Invalid Argument error for train_shapes.ipynb #265

yasiemir opened 6 years ago

yasiemir commented 6 years ago

running train_shapes with the following config on a machine with CPU only:

class ShapesConfig(Config):

    NAME = "shapes"  
    GPU_COUNT = 1
    NUM_CLASSES = 1 + 3  # background + 3 shapes   
    IMAGE_MIN_DIM = 128
    IMAGE_MAX_DIM = 128    
    RPN_ANCHOR_SCALES = (8, 16, 32, 64, 128)  # anchor side in pixels
    BACKBONE_STRIDES = [4,8,16]
    RPN_ANCHOR_SCALES = (32, 64)

and and training with layers='heads':

model.train(dataset_train, dataset_val, 

generates the following InvalidArgumentError:

InvalidArgumentError: indices[1] = 3949 is not in [0, 3840)
     [[Node: ROI/Gather_22 = Gather[Tindices=DT_INT32, Tparams=DT_FLOAT, validate_indices=true, _device="/job:localhost/replica:0/task:0/device:CPU:0"](ROI/Gather_16/params, ROI/strided_slice_39)]]
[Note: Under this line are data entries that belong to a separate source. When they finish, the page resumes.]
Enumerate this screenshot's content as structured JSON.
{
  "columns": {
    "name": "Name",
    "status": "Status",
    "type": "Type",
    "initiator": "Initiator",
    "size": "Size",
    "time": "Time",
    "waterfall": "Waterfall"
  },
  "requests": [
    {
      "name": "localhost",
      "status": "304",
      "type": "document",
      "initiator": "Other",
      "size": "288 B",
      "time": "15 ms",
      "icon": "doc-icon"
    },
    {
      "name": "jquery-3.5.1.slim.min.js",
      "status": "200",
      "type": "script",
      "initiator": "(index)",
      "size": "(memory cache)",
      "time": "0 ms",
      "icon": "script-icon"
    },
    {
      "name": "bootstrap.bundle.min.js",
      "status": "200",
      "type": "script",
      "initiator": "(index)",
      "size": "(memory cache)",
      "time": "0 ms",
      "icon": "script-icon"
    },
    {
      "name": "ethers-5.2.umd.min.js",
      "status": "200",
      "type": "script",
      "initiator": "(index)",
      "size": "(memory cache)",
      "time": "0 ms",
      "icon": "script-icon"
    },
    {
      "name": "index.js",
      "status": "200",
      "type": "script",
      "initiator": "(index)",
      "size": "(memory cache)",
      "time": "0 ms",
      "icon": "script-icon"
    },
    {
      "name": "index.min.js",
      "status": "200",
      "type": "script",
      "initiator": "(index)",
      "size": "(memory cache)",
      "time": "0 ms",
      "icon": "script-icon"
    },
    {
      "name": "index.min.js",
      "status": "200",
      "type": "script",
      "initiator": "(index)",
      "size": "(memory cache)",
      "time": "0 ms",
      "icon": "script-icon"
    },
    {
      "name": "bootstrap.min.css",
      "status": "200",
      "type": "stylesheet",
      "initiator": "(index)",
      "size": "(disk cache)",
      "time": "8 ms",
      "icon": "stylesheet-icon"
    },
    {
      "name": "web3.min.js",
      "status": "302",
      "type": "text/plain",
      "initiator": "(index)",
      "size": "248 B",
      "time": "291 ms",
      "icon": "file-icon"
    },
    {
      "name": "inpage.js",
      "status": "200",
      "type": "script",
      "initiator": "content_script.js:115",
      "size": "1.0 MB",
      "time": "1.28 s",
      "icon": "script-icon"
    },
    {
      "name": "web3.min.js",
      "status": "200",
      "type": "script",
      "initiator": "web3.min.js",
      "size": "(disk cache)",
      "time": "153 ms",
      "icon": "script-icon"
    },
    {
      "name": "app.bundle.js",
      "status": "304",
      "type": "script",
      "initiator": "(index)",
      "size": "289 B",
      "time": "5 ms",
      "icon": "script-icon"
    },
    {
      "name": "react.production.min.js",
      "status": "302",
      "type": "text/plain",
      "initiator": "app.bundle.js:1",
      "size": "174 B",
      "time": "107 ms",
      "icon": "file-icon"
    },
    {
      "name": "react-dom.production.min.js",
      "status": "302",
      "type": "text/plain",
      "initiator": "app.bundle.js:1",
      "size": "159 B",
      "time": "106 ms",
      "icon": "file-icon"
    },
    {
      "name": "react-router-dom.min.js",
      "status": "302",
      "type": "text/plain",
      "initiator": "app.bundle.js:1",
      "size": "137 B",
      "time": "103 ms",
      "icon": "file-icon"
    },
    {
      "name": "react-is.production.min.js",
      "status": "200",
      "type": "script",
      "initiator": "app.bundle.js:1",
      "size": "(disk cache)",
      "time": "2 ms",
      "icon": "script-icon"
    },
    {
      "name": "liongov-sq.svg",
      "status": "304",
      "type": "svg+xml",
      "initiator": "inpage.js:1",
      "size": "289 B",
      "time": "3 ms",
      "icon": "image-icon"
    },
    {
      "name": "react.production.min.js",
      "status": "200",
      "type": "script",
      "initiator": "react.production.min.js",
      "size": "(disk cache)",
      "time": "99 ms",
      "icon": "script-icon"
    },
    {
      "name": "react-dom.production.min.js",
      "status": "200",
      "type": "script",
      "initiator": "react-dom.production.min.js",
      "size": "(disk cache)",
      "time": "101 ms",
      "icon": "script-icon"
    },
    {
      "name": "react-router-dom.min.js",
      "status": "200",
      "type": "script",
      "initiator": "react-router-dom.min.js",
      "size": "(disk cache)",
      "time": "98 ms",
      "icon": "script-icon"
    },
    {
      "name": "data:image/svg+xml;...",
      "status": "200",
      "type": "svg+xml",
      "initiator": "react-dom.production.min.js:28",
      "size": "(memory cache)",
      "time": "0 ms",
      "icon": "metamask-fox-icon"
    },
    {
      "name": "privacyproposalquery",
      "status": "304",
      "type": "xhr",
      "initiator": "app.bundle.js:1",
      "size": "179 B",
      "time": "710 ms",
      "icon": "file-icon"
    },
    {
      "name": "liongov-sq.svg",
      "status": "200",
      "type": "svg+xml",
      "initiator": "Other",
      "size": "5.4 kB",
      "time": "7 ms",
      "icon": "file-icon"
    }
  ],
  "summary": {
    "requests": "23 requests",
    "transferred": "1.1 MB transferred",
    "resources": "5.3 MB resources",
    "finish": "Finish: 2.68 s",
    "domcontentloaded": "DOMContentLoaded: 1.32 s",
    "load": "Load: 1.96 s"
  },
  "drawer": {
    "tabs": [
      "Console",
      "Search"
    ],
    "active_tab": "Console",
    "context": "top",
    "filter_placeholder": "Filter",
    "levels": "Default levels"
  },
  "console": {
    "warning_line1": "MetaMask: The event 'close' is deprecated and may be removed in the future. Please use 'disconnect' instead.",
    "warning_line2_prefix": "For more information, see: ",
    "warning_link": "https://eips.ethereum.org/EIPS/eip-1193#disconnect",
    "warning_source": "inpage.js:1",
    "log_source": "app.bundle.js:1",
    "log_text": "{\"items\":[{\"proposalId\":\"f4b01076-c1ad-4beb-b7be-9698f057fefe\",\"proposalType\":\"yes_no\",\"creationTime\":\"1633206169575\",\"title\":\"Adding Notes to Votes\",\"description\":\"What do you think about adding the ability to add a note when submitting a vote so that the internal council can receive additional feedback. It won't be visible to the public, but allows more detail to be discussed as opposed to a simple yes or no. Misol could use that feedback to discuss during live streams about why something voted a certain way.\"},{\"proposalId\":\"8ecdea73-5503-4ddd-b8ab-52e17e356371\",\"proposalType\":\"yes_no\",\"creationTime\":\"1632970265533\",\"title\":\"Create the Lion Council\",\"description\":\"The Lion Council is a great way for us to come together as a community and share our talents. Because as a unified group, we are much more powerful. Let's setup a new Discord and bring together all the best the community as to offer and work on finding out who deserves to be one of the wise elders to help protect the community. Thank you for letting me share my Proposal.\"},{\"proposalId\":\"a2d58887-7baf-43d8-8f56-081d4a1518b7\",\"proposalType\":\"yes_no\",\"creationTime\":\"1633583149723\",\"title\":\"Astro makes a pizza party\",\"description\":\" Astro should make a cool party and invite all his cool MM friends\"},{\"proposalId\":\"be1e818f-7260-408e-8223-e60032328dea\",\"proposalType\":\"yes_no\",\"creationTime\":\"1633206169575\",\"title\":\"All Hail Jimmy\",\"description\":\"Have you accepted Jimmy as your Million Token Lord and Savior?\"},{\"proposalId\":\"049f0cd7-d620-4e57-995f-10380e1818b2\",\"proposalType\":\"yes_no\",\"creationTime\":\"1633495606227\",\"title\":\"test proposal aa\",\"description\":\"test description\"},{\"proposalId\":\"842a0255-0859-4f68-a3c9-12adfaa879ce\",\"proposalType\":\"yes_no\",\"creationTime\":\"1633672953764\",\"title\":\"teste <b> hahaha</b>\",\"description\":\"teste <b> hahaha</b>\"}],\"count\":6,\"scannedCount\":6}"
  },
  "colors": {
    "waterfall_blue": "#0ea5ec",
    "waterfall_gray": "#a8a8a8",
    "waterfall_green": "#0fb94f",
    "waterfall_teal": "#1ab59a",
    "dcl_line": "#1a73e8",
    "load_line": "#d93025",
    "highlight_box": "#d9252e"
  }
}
InvalidArgumentError: indices[1] = 3949 is not in [0, 3840)
     [[Node: ROI/Gather_22 = Gather[Tindices=DT_INT32, Tparams=DT_FLOAT, validate_indices=true, _device="/job:localhost/replica:0/task:0/device:CPU:0"](ROI/Gather_16/params, ROI/strided_slice_39)]]

InvalidArgumentError (see above for traceback): indices[1] = 3949 is not in [0, 3840)
     [[Node: ROI/Gather_22 = Gather[Tindices=DT_INT32, Tparams=DT_FLOAT, validate_indices=true, _device="/job:localhost/replica:0/task:0/device:CPU:0"](ROI/Gather_16/params, ROI/strided_slice_39)]]
woodm1979 commented 6 years ago

I'm also running into this issue. I'll try and debug it tonight/tomorrow.
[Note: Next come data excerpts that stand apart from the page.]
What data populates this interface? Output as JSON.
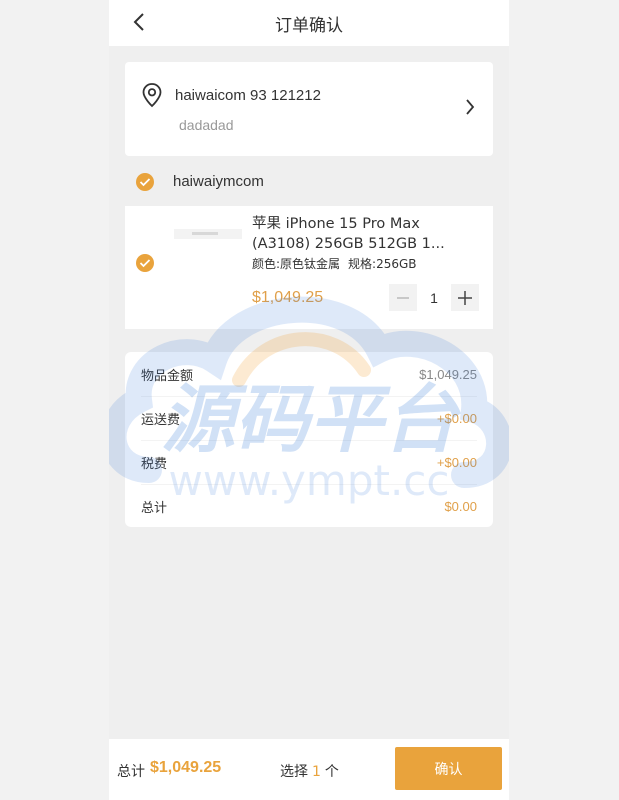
{
  "header": {
    "title": "订单确认"
  },
  "address": {
    "line1": "haiwaicom 93 121212",
    "line2": "dadadad"
  },
  "shop": {
    "name": "haiwaiymcom",
    "checked": true
  },
  "product": {
    "name_line1": "苹果 iPhone 15 Pro Max",
    "name_line2": "(A3108) 256GB 512GB 1...",
    "spec_color": "颜色:原色钛金属",
    "spec_size": "规格:256GB",
    "price": "$1,049.25",
    "quantity": "1",
    "checked": true
  },
  "summary": {
    "rows": [
      {
        "label": "物品金额",
        "value": "$1,049.25"
      },
      {
        "label": "运送费",
        "value": "+$0.00"
      },
      {
        "label": "税费",
        "value": "+$0.00"
      },
      {
        "label": "总计",
        "value": "$0.00"
      }
    ]
  },
  "watermark": {
    "brand": "源码平台",
    "url": "www.ympt.cc"
  },
  "footer": {
    "total_label": "总计",
    "total_amount": "$1,049.25",
    "select_prefix": "选择",
    "select_count": "1",
    "select_suffix": "个",
    "confirm_label": "确认"
  },
  "colors": {
    "accent": "#e9a33c",
    "price": "#e0a04a",
    "background": "#efefef"
  },
  "icons": [
    "back-arrow-icon",
    "location-pin-icon",
    "chevron-right-icon",
    "check-icon",
    "minus-icon",
    "plus-icon"
  ]
}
yasiemir commented 6 years ago

I think its related to #211

woodm1979 commented 6 years ago

Somehow we're getting more Scores than we are anchors. ... which seems to be impossible, so there may be a mismatch in combining some things somehow.

tonyzhao6 commented 6 years ago

Are you using the default ResNet-101 with FPN structure? If so, you have a mismatch in the number of elements between RPN_ANCHOR_SCALES and BACKBONE_STRIDES. Also, you have RPN_ANCHOR_SCALES defined twice.

In general, if you are using ResNet-101 with FPN and taking the C4 backbone, there are 5 levels in the FPN. Thus, you should have 5 elements in RPN_ANCHOR_SCALES and 5 elements in BACKBONE_STRIDES.